Estaba a su merced, yo era un muñeco de vudú y las agujas no sé a quién le harían el daño proyectado, pero soñé que torturaba a su marido a través de mí. Era lo que quería, cuanto deseaba, pero sus palabras decían lo contrario: «mi amor..., mi hijo..., soy muy feliz..., solo surfeo con muchas olas y mucho viento..., cada día estoy más enamorada...». Todo ilustrado con las fotos que con orgullo llevaba en su bolso: el bebé, el esposo guapo, mucho más joven que yo, culto, deportista; y encima italiano (en el fondo, siempre quise ser de Roma). Todo se desvanecía para mí y una palabra reinaba entre nuestras conversaciones cada vez más intensas y apasionadas: «imposible».

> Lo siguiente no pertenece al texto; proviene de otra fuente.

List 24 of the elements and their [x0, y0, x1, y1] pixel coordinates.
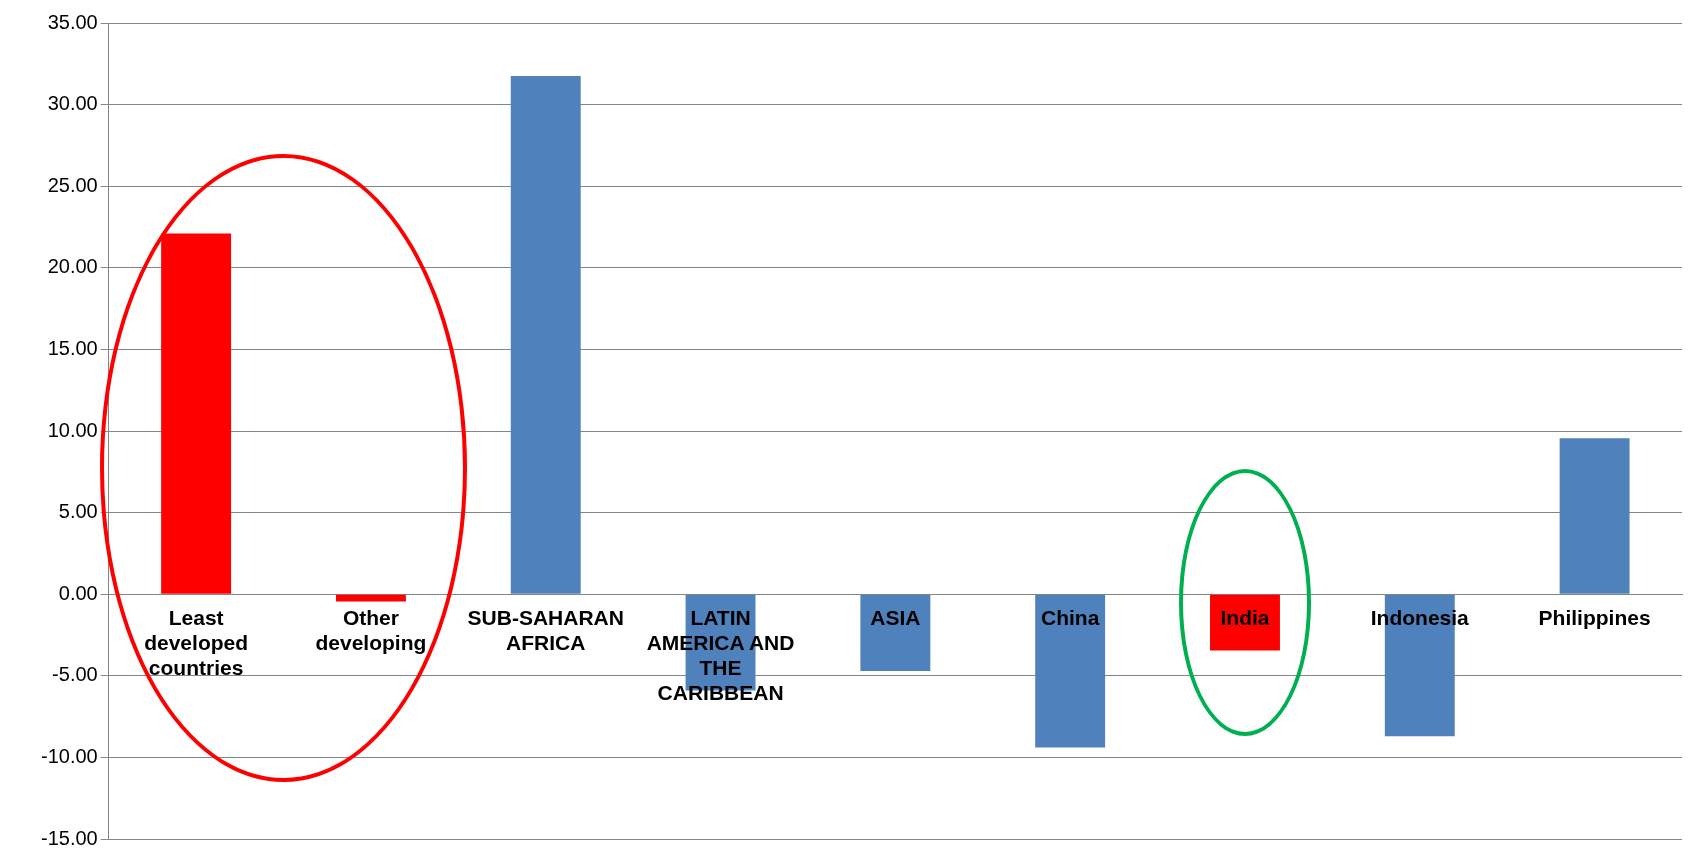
x-tick-label: ASIA	[870, 605, 921, 629]
y-tick-label: -10.00	[40, 744, 98, 767]
y-tick-label: 10.00	[47, 418, 98, 441]
x-tick-label: SUB-SAHARAN AFRICA	[467, 605, 624, 654]
y-tick-label: 35.00	[47, 10, 98, 33]
y-tick-label: 5.00	[58, 500, 98, 523]
bar	[161, 233, 232, 594]
bar	[510, 76, 581, 594]
x-tick-label: China	[1040, 605, 1100, 629]
bar	[335, 594, 406, 602]
x-tick-label: Least developed countries	[144, 605, 249, 679]
y-tick-label: 30.00	[47, 92, 98, 115]
x-tick-label: Other developing	[315, 605, 427, 654]
x-tick-label: Philippines	[1538, 605, 1651, 629]
y-tick-label: -5.00	[52, 663, 98, 686]
y-tick-label: 15.00	[47, 336, 98, 359]
y-tick-label: 20.00	[47, 255, 98, 278]
bar	[1559, 438, 1630, 594]
y-tick-label: -15.00	[40, 826, 98, 849]
y-tick-label: 0.00	[58, 581, 98, 604]
bar	[1035, 594, 1106, 748]
x-tick-label: India	[1220, 605, 1270, 629]
y-tick-label: 25.00	[47, 173, 98, 196]
bar	[860, 594, 931, 671]
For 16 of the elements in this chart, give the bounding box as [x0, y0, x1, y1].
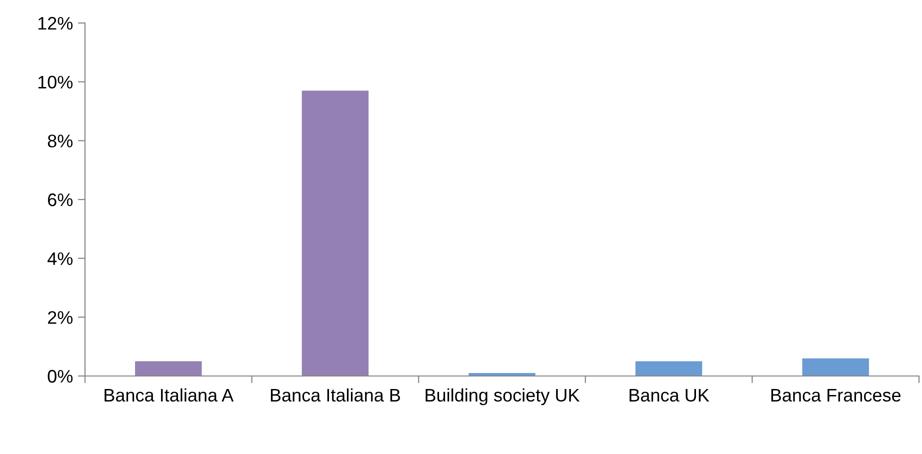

La confianza llegó a la semana de recibir pinchazos como banderillas que iban derrumbando al toro que me creía. En el callejón del inicio se vio venir el arrastre y la muerte de ese sueño prohibido y absurdo.

Y entonces llegó la última sesión y ocurrió lo que yo tanto ansiaba.

Subí confiado por la escalera empinada hacia el palomar y apareció ella. Enseguida vi sus ojos. Ese día eran distintos. Siempre de blanco, aquella vez su vestido era largo y vaporoso, solo ajustado del vientre hacia arriba. Me miró como mira la novia al novio en el altar. No podía ser, era mi imaginación. ¿Qué me quería decir? ¿Qué iba a pasar esa tarde? ¿Por qué estaba ese día tan especialmente bellísima? ¿Era por mí, o es que después tenía, no sé, una fiesta? No sabía qué hacer, y me invadió una sensación de impotencia, de miedo a meter la pata y dar un paso equivocado. Pensé en besarla, después en abrazarla, en entregarme a ella, en rendirme, pero al instante me pareció todo ridículo. Me daría un bofetón, se ofendería («¿cómo te atreves, idiota?; pero ¿qué te has creído?»). Así que me senté, como de costumbre, a su lado, y me invadió un escalofrío. Sus ojos expresaban claramente el sentimiento de amor imposible pero perpetuo, imposible pero inmortal, imposible pero eterno.

Ese día las palabras no salieron. De nuevo no alcanzaban la cima del éxtasis donde ella y yo estábamos, la cumbre de la pasión y el deseo soñados, ese sueño que nunca se hace realidad, pero que cambia tu vida para siempre y hace insignificante todo lo demás.

- Y tú... ¿ cómo estás? - me preguntó.

No pude contestar, pero creo que mi mirada también le delató todo el ardor que salía de mi interior. Mis ojos se volvieron locos, tontos y rojos de deseo. Por primera vez pasé del rostro al cuerpo: sus pechos eran redondos, firmes, activos como un volcán. Un niño pequeño me estaba robando mi alimento sagrado de madre ausente. La mía estaba muerta. Si soy sincero, no me escondía del viento, fui al fin del mundo para escapar de la tristeza más profunda. Yo era un aprendiz de huérfano a la deriva y ella mi tabla de salvación, un milagro, el ángel que apareció para salvarme.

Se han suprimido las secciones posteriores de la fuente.